Marthelise Eersel (born 6 April 1957) is a Surinamese civil servant and physician. Previously the director of the Ministry of Health, she was director of the Suriname COVID-19 Crisis Management Team from July 2020 to May 2021.

== Early life ==
Eersel was born in Amsterdam on 6 April 1957. Her father Hein Eersel was studying at the University of Amsterdam. They moved back to Suriname in February 1959, where her younger sister Rachel was born a few months later.

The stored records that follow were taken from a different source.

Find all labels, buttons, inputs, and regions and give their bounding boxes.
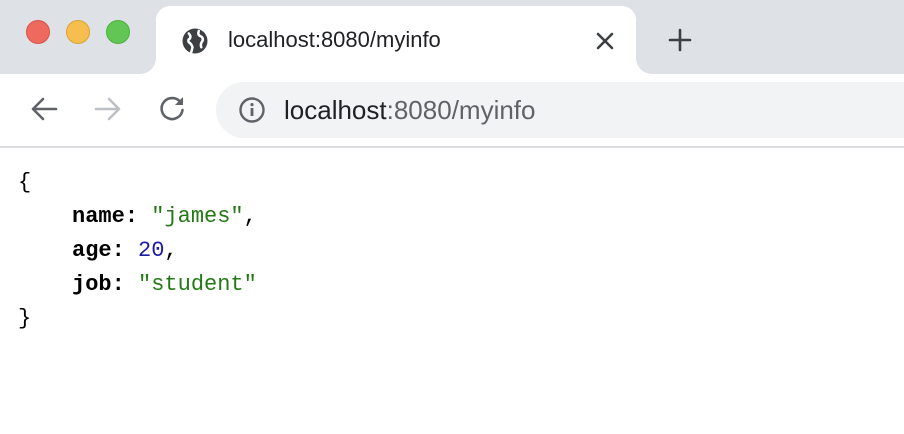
info-icon[interactable] <box>238 96 266 124</box>
json-value-number: 20 <box>138 238 165 263</box>
arrow-right-icon[interactable] <box>93 94 123 124</box>
url-host: localhost <box>284 95 387 125</box>
json-comma: , <box>243 204 257 229</box>
json-close-brace: } <box>18 306 32 331</box>
browser-toolbar: localhost:8080/myinfo <box>0 74 904 148</box>
tab-active[interactable]: localhost:8080/myinfo <box>156 6 636 74</box>
json-open-brace: { <box>18 170 32 195</box>
window-zoom-button[interactable] <box>106 20 130 44</box>
globe-icon <box>182 28 208 54</box>
tab-title: localhost:8080/myinfo <box>228 27 441 52</box>
json-value-string: "james" <box>151 204 244 229</box>
address-bar[interactable]: localhost:8080/myinfo <box>216 82 904 138</box>
json-value-string: "student" <box>138 272 257 297</box>
url-path: :8080/myinfo <box>386 95 536 125</box>
json-key: job <box>72 272 112 297</box>
json-key: name <box>72 204 125 229</box>
tab-strip: localhost:8080/myinfo <box>0 0 904 74</box>
json-entry-job: job: "student" <box>72 272 257 297</box>
close-icon[interactable] <box>594 30 616 52</box>
json-viewer: { name: "james", age: 20, job: "student"… <box>18 166 257 336</box>
json-entry-age: age: 20, <box>72 238 178 263</box>
arrow-left-icon[interactable] <box>29 94 59 124</box>
json-key: age <box>72 238 112 263</box>
url-text[interactable]: localhost:8080/myinfo <box>284 95 536 125</box>
json-entry-name: name: "james", <box>72 204 257 229</box>
reload-icon[interactable] <box>157 94 187 124</box>
window-minimize-button[interactable] <box>66 20 90 44</box>
plus-icon[interactable] <box>668 28 692 52</box>
json-comma: , <box>164 238 178 263</box>
window-close-button[interactable] <box>26 20 50 44</box>
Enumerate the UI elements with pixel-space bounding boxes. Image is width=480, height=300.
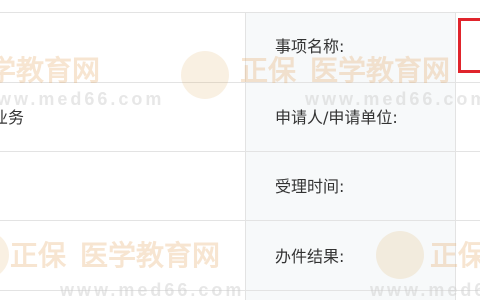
row-divider [0, 151, 480, 152]
row-divider [0, 82, 480, 83]
row-divider [0, 220, 480, 221]
column-divider [245, 12, 246, 300]
result-label: 办件结果: [275, 247, 345, 266]
item-name-label: 事项名称: [275, 37, 345, 56]
info-table: 业务 事项名称: 申请人/申请单位: 受理时间: 办件结果: [0, 0, 480, 300]
column-divider [455, 12, 456, 300]
highlight-box [458, 18, 480, 73]
table-border-top [0, 12, 480, 13]
applicant-label: 申请人/申请单位: [275, 108, 398, 127]
row-divider [0, 290, 480, 291]
applicant-value: 业务 [0, 108, 25, 127]
accept-time-label: 受理时间: [275, 177, 345, 196]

== Education and career ==
Eersel trained as a physician at the University of Suriname. She also completed a Master of Science in Public Health (MSPH) at Tulane University School of Public Health and Tropical Medicine in 1989. She has taught public health and biostatistics at the Institute for Graduate Studies & Research of the Anton de Kom University in Public Health, and was a director at the Ministry of Health. She represented Suriname on the WHO Executive Board.

In July 2020, Eersel succeeded Cleopatra Jessurun as director of the national COVID-19 Crisis Management Team. She served in this position until May 2021.

In 2020, the Marthelise Eersel Center was established in Nickerie. This medical centre, which specialises in treating chronically-ill patients, is a government agency as part of the One Stop Shop (OSS) Foundation.